UCLA Spirit Squad director’s attorneys challenge harassment findings
A former UCLA Spirit Squad director — who wants a judge to set aside sexual harassment findings that led to her 2019 dismissal after a Title IX investigation of her role in allowing some team members to attend a live burlesque show in Las Vegas in 2018 — believed beforehand that the performance was to be a “Cirque du Soleil” type of event, her attorneys say in new court papers.
Mollie Vehling, 45, brought the petition in June 2021 in Los Angeles Superior Court against the UC regents and the UCLA Title IX Office, alleging both failed to grant her a fair Title IX hearing, failed to proceed in the manner required by law and committed a “prejudicial abuse of discretion.”
Vehling’s attorneys filed an opening brief on her behalf on Thursday ahead of an Aug. 30 hearing on her petition before Judge Mary H. Strobel.
Vehling headed the UCLA Spirit Squad for almost two decades. She was put on leave in December 2018 and fired in May 2019.
The Spirit Squad attends basketball and football games to cheer on UCLA’s teams, but the squad’s responsibilities extend beyond just dancing or cheering in that they also are ambassadors for UCLA who help maintain positive relationships with high-profile UCLA donors, Vehling’s lawyers state in their court papers.
The university found that Vehling directed some members of the squad to accompany former state Sen. Alan Robbins to the “Absinthe” show at Caesars Palace in November 2018 while the team was in Las Vegas for a men’s basketball tournament in violation of the UC policy on sexual violence and sexual harassment.
Robbins, a Democrat who represented his Los Angeles-area district in the state Senate from 1974-91, is a UCLA graduate and longtime school donor.
“Mollie Vehling had no notice that merely extending an invitation for Spirit Squad members to attend the `Absinthe’ show at Caesar’s Palace could subject her to charges for sexual harassment and end her 19-year career with the UCLA Spirit Squad,” her lawyers argue in their court papers.
Vehling reviewed the Caesar’s Palace website and perceived the show to be a Cirque du Soleil-type of event and she sent a GroupMe text asking the squad members if they wanted to take advantage of the opportunity during their free time, her attorneys stated in their court papers.
The “Absinthe” show is rated for individuals 18 and older and all of the Spirit Squad members who attended the show were over the age of 18, plus there was no nudity, according to Vehlings’ attorneys’ court papers.
During the performance, a show emcee who was likely a female performer saw that some Spirit Squad members arrived late and directed offensive comments at them, according to Vehling’s attorneys’ court papers.
“When notified via text that the students were uncomfortable, Ms. Vehling advised that they should leave immediately with a buddy,” Vehling’s lawyers state in their court papers.

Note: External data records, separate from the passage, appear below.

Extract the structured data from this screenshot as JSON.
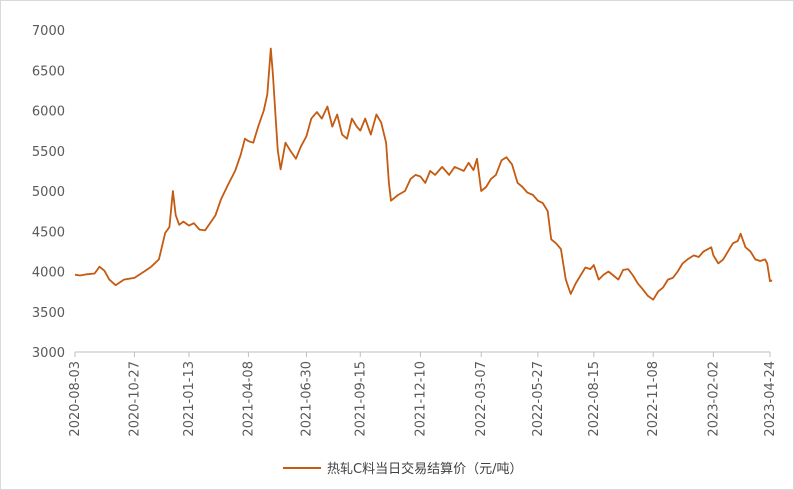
{
  "chart_data": {
    "type": "line",
    "title": "",
    "xlabel": "",
    "ylabel": "",
    "ylim": [
      3000,
      7000
    ],
    "yticks": [
      3000,
      3500,
      4000,
      4500,
      5000,
      5500,
      6000,
      6500,
      7000
    ],
    "xticks": [
      "2020-08-03",
      "2020-10-27",
      "2021-01-13",
      "2021-04-08",
      "2021-06-30",
      "2021-09-15",
      "2021-12-10",
      "2022-03-07",
      "2022-05-27",
      "2022-08-15",
      "2022-11-08",
      "2023-02-02",
      "2023-04-24"
    ],
    "grid": false,
    "legend_position": "bottom",
    "series": [
      {
        "name": "热轧C料当日交易结算价（元/吨）",
        "color": "#C55A11",
        "points": [
          [
            "2020-08-03",
            3960
          ],
          [
            "2020-08-10",
            3950
          ],
          [
            "2020-08-20",
            3965
          ],
          [
            "2020-08-31",
            3975
          ],
          [
            "2020-09-07",
            4060
          ],
          [
            "2020-09-14",
            4010
          ],
          [
            "2020-09-21",
            3900
          ],
          [
            "2020-09-30",
            3830
          ],
          [
            "2020-10-12",
            3900
          ],
          [
            "2020-10-27",
            3920
          ],
          [
            "2020-11-10",
            4000
          ],
          [
            "2020-11-20",
            4060
          ],
          [
            "2020-12-01",
            4150
          ],
          [
            "2020-12-10",
            4480
          ],
          [
            "2020-12-16",
            4550
          ],
          [
            "2020-12-21",
            5000
          ],
          [
            "2020-12-25",
            4700
          ],
          [
            "2020-12-30",
            4580
          ],
          [
            "2021-01-05",
            4620
          ],
          [
            "2021-01-13",
            4570
          ],
          [
            "2021-01-20",
            4600
          ],
          [
            "2021-01-28",
            4520
          ],
          [
            "2021-02-05",
            4510
          ],
          [
            "2021-02-20",
            4700
          ],
          [
            "2021-02-28",
            4900
          ],
          [
            "2021-03-10",
            5080
          ],
          [
            "2021-03-20",
            5250
          ],
          [
            "2021-03-28",
            5450
          ],
          [
            "2021-04-03",
            5650
          ],
          [
            "2021-04-08",
            5620
          ],
          [
            "2021-04-15",
            5600
          ],
          [
            "2021-04-22",
            5800
          ],
          [
            "2021-04-30",
            6000
          ],
          [
            "2021-05-05",
            6200
          ],
          [
            "2021-05-10",
            6770
          ],
          [
            "2021-05-13",
            6450
          ],
          [
            "2021-05-17",
            5900
          ],
          [
            "2021-05-20",
            5500
          ],
          [
            "2021-05-24",
            5270
          ],
          [
            "2021-05-31",
            5600
          ],
          [
            "2021-06-07",
            5500
          ],
          [
            "2021-06-15",
            5400
          ],
          [
            "2021-06-22",
            5550
          ],
          [
            "2021-06-30",
            5680
          ],
          [
            "2021-07-07",
            5900
          ],
          [
            "2021-07-15",
            5980
          ],
          [
            "2021-07-22",
            5900
          ],
          [
            "2021-07-30",
            6050
          ],
          [
            "2021-08-06",
            5800
          ],
          [
            "2021-08-13",
            5950
          ],
          [
            "2021-08-20",
            5700
          ],
          [
            "2021-08-27",
            5650
          ],
          [
            "2021-09-03",
            5900
          ],
          [
            "2021-09-10",
            5800
          ],
          [
            "2021-09-15",
            5750
          ],
          [
            "2021-09-22",
            5900
          ],
          [
            "2021-09-30",
            5700
          ],
          [
            "2021-10-08",
            5950
          ],
          [
            "2021-10-15",
            5850
          ],
          [
            "2021-10-22",
            5600
          ],
          [
            "2021-10-26",
            5100
          ],
          [
            "2021-10-29",
            4880
          ],
          [
            "2021-11-08",
            4950
          ],
          [
            "2021-11-18",
            5000
          ],
          [
            "2021-11-26",
            5150
          ],
          [
            "2021-12-03",
            5200
          ],
          [
            "2021-12-10",
            5180
          ],
          [
            "2021-12-17",
            5100
          ],
          [
            "2021-12-24",
            5250
          ],
          [
            "2021-12-31",
            5200
          ],
          [
            "2022-01-10",
            5300
          ],
          [
            "2022-01-20",
            5200
          ],
          [
            "2022-01-28",
            5300
          ],
          [
            "2022-02-10",
            5250
          ],
          [
            "2022-02-17",
            5350
          ],
          [
            "2022-02-24",
            5260
          ],
          [
            "2022-03-01",
            5400
          ],
          [
            "2022-03-07",
            5000
          ],
          [
            "2022-03-14",
            5050
          ],
          [
            "2022-03-21",
            5150
          ],
          [
            "2022-03-28",
            5200
          ],
          [
            "2022-04-05",
            5380
          ],
          [
            "2022-04-12",
            5420
          ],
          [
            "2022-04-20",
            5330
          ],
          [
            "2022-04-28",
            5100
          ],
          [
            "2022-05-05",
            5050
          ],
          [
            "2022-05-12",
            4980
          ],
          [
            "2022-05-20",
            4950
          ],
          [
            "2022-05-27",
            4880
          ],
          [
            "2022-06-03",
            4850
          ],
          [
            "2022-06-10",
            4750
          ],
          [
            "2022-06-15",
            4400
          ],
          [
            "2022-06-22",
            4350
          ],
          [
            "2022-06-29",
            4280
          ],
          [
            "2022-07-06",
            3900
          ],
          [
            "2022-07-13",
            3720
          ],
          [
            "2022-07-20",
            3850
          ],
          [
            "2022-07-27",
            3950
          ],
          [
            "2022-08-03",
            4050
          ],
          [
            "2022-08-10",
            4030
          ],
          [
            "2022-08-15",
            4080
          ],
          [
            "2022-08-22",
            3900
          ],
          [
            "2022-08-29",
            3960
          ],
          [
            "2022-09-05",
            4000
          ],
          [
            "2022-09-12",
            3950
          ],
          [
            "2022-09-19",
            3900
          ],
          [
            "2022-09-26",
            4020
          ],
          [
            "2022-10-03",
            4030
          ],
          [
            "2022-10-10",
            3950
          ],
          [
            "2022-10-17",
            3850
          ],
          [
            "2022-10-24",
            3780
          ],
          [
            "2022-10-31",
            3700
          ],
          [
            "2022-11-08",
            3650
          ],
          [
            "2022-11-15",
            3750
          ],
          [
            "2022-11-22",
            3800
          ],
          [
            "2022-11-29",
            3900
          ],
          [
            "2022-12-06",
            3920
          ],
          [
            "2022-12-13",
            4000
          ],
          [
            "2022-12-20",
            4100
          ],
          [
            "2022-12-27",
            4150
          ],
          [
            "2023-01-05",
            4200
          ],
          [
            "2023-01-12",
            4180
          ],
          [
            "2023-01-19",
            4250
          ],
          [
            "2023-01-30",
            4300
          ],
          [
            "2023-02-02",
            4200
          ],
          [
            "2023-02-09",
            4100
          ],
          [
            "2023-02-16",
            4150
          ],
          [
            "2023-02-23",
            4250
          ],
          [
            "2023-03-02",
            4350
          ],
          [
            "2023-03-09",
            4380
          ],
          [
            "2023-03-13",
            4470
          ],
          [
            "2023-03-20",
            4300
          ],
          [
            "2023-03-27",
            4250
          ],
          [
            "2023-04-03",
            4150
          ],
          [
            "2023-04-10",
            4130
          ],
          [
            "2023-04-17",
            4150
          ],
          [
            "2023-04-20",
            4100
          ],
          [
            "2023-04-24",
            3880
          ],
          [
            "2023-04-27",
            3890
          ]
        ]
      }
    ]
  }
}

Robbins sent an email apologizing for the “Absinthe” show and the bad experience of the Spirit Squad, according to Vehling’s attorneys’ court papers.
In November 2018, UCLA’s Title IX office was notified that several members of the Spirit Squad said they had experienced harassing behavior when they attended the show with Robbins, Vehling’s lawyers state in their court papers.
Several female UCLA Spirit Squad members thought that Robbins was “creepy” and were uneasy dealing with him, but his alleged conduct was improperly used to justify the actions taken against Vehling, her lawyers state in their court papers.
Throughout the UCLA Title IX investigation, Vehling was denied access to her work emails, work phone and work files so she could respond, Vehling’s lawyers argue in their court papers.
Although the majority of the students who attended the show did not indicate that they felt the show amounted to harassment, the Title IX investigator found there was “sufficient evidence to conclude that the students, as a whole, felt that the behavior they were subjected to was severe,” according to Vehling’s lawyers’ court papers.
In February 2019, Public Interest Investigations Inc., was retained by UCLA to investigate allegations that Robbins “had engaged in a pattern of conduct that could be considered harassing, intimidating and disruptive to University activities, specifically with regard to members of the UCLA student Spirit Squad,” Vehling’s lawyers state in their court papers.
PII investigators interviewed 11 Spirit Squad members, six UCLA staff members and four third-party witnesses — and also spoke to Robbins twice — before determining he was “responsible for sexual harassment,” Vehling’s lawyers state in the court papers.
However, PII’s findings were overruled in September 2019 by a UCLA administrative vice-chancellor who found that there was no evidence showing that Robbins “engaged in unwelcome sexual advances, unwelcome requests for sexual favors, or other unwelcome verbal, nonverbal, or physical conduct of a sexual nature in a severe, persistent or pervasive manner,” according to Vehling’s lawyers’ court papers.
“UCLA continued to welcome Mr. Robbins as a valued donor and to accept his sizable donations to the university,” the Vehling attorneys state in their court papers.